Elle vise à démontrer au président Trump et à son entourage que l’Ukraine n’a pas l’intention de céder et développe ses propres capacités militaires dont certaines peuvent cibler des objectifs jusqu’à l’Oural et même la Sibérie.

Le missile Flamingo a une aile droite fixe et un moteur monté au-dessus du fuselage. Bien que cela lui donne une ressemblance superficielle avec la bombe volante V-1 allemande ou le drone de reconnaissance Tupolev Tu-143 de construction ukrainienne, il s’agit en fait d’un tout autre engin.

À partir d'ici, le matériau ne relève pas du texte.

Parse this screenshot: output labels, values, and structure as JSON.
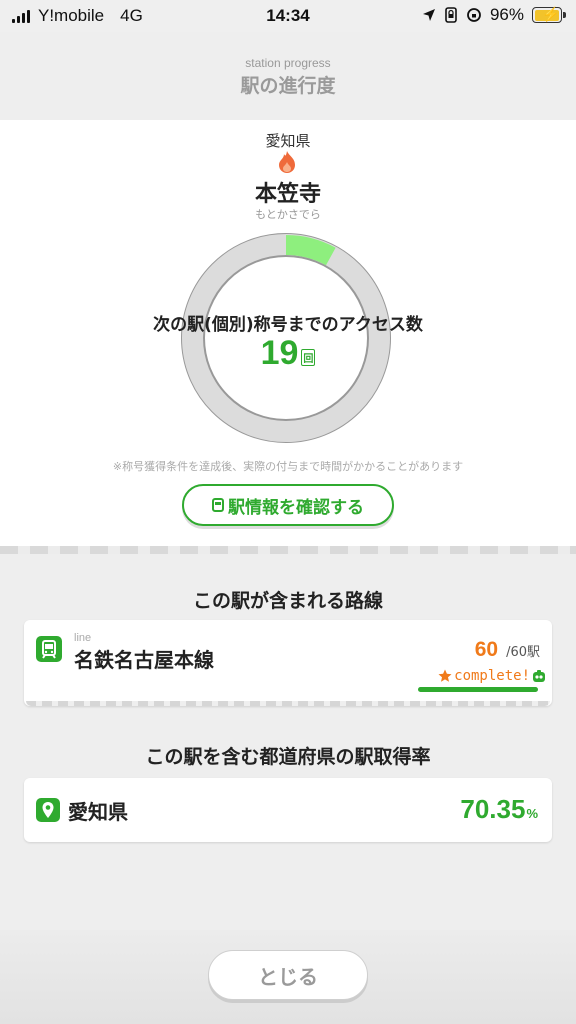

Selon Kiev, le missile Flamingo est fabriqué par la société ukrainienne Fire Point qui aurait été créé au début de l’invasion russe dans le but de produire en masse des drones comme le fait Téhéran avec le Shahed.
La même société a déjà développé le drone suicide FP-1 qui a prouvé une grande efficacité atteignant des objectifs dans la profondeur russe.

Le Flamingo serait le fruit d’une coopération de Fire Point avec la société du groupe Milanion des Émirats arabes unis qui entretient des liens de longue date avec l’Ukraine.
La Milanion Technologies DMCC a son siège au centre « Jewellery & Gemplex 3 » Unit No 3258, Level No 1, DMCC Business Centre Dubai, Dubai. United Arab Emirates.
En fait le Milanion Group LTD est une société britannique enregistrée sous le numéro : 12951650 et a son siège au 65 Delamere Road, Hayes à Londres. Ce groupe coopère avec de nombreuses autres sociétés étrangères pour développer différents systèmes d’armes (Brésil, Inde, Arabie saoudite, Ukraine, etc.).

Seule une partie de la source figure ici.